Egypt’s Minister of Supply and Internal Trade Ali al-Moselhi said that he met with the House of Representatives to discuss implementing a conditional monetary support system instead of subsidizing bread.
The conditional monetary support systems means that a card is provided to the citizen to control a sum of money, and that the matter is not dependent on a set number for the loaves of bread, he explained.
Moselhi added that the timing is not appropriate to implement the idea due to the change in the inflation rate and its rise, which will result in the inability to change the value of the subsidy.

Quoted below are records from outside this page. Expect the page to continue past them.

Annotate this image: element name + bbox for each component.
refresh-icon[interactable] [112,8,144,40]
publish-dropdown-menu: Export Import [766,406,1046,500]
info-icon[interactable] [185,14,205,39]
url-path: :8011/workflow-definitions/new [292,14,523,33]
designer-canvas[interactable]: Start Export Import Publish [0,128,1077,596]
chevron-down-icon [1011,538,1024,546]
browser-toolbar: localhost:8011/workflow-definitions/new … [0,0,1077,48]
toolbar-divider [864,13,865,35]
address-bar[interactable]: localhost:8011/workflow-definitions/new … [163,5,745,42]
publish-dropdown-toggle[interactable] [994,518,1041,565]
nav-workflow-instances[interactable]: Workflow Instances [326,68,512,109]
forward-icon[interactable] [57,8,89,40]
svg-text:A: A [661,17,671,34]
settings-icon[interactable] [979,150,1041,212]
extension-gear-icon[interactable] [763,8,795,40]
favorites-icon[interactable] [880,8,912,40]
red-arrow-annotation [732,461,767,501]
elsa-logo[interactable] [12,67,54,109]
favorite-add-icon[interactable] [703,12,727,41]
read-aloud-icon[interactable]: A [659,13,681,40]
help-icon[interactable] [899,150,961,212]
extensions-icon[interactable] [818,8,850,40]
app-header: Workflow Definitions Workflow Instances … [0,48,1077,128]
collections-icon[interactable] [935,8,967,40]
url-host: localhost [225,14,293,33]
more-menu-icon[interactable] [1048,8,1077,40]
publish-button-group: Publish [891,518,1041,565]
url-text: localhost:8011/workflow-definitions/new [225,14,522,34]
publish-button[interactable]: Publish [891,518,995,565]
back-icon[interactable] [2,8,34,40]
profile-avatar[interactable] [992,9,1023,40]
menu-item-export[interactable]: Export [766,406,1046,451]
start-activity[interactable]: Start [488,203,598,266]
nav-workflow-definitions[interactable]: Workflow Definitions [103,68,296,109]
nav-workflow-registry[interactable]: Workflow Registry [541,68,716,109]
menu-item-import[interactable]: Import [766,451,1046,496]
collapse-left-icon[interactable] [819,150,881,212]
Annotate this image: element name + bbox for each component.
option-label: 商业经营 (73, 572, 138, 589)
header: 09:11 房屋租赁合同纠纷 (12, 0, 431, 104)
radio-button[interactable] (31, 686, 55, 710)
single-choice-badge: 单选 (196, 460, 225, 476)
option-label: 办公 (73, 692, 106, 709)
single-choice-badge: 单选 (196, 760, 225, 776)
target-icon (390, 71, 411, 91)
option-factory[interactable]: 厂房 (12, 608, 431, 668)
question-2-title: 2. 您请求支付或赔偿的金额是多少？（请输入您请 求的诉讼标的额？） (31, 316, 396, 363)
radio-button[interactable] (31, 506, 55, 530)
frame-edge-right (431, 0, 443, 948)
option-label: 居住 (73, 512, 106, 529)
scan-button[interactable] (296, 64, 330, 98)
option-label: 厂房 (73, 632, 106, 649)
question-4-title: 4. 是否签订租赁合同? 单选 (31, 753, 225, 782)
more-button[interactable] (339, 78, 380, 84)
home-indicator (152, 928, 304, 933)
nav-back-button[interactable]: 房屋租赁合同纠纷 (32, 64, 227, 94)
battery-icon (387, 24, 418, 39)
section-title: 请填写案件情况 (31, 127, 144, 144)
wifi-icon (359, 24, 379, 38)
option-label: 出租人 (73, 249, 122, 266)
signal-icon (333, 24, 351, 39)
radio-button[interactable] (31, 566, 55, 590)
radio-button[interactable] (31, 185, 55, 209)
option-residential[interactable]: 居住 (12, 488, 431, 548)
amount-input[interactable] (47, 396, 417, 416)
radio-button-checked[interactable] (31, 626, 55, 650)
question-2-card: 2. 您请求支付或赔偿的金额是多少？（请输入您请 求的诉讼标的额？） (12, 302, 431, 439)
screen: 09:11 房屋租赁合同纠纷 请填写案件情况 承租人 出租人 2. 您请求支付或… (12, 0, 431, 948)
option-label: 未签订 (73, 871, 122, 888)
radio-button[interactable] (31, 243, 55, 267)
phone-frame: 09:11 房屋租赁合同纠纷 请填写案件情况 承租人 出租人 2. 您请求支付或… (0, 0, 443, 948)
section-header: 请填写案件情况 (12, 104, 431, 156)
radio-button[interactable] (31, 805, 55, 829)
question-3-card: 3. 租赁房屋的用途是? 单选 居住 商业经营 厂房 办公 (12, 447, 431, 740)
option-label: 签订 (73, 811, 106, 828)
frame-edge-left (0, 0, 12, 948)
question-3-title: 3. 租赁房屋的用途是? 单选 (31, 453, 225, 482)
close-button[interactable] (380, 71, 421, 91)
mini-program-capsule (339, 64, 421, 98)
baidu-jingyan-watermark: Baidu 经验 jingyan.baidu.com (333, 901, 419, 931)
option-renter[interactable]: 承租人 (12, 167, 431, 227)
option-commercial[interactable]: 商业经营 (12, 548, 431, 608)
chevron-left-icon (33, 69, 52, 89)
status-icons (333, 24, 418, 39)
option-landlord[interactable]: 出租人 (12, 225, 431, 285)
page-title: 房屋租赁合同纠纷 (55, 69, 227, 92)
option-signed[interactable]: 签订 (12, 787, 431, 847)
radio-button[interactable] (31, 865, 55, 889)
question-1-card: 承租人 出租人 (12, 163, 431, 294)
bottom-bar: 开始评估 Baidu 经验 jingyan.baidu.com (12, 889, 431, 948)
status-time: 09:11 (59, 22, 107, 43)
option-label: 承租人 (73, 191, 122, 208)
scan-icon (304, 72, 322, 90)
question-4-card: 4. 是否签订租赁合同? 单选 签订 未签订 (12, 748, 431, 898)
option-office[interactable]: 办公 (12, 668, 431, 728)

During a phone-in with TV host Amr Adib on his show “al-Hekaya” (The Story), on MBC Masr, the minister explained that when prices and inflation stabilize, the number of bread loaves owed to each citizen can be transferred to an amount of money in the card.
He said that currently, in light of the decline in the value of the Egyptian pound by 30 percent and 40 percent in the last nine months, the value of the subsidy cannot be changed at this rate.
Bread serves as a pillar of Egypt
Bread was one of the three main demands – along with freedom and social justice – that Egyptian protesters chanted during the January 25 Revolution in 2011.
According to official estimates, Egyptians consume daily between 250 million and 275 million subsidized loaves of local bread.
Egypt is the largest importer of wheat in the world, which mainly goes to the production of bread.
The bread subsidy bill rose in the current fiscal year’s budget to about LE 93 billion after bread subsidies increased by more than LE 55 billion following the rise in global wheat prices.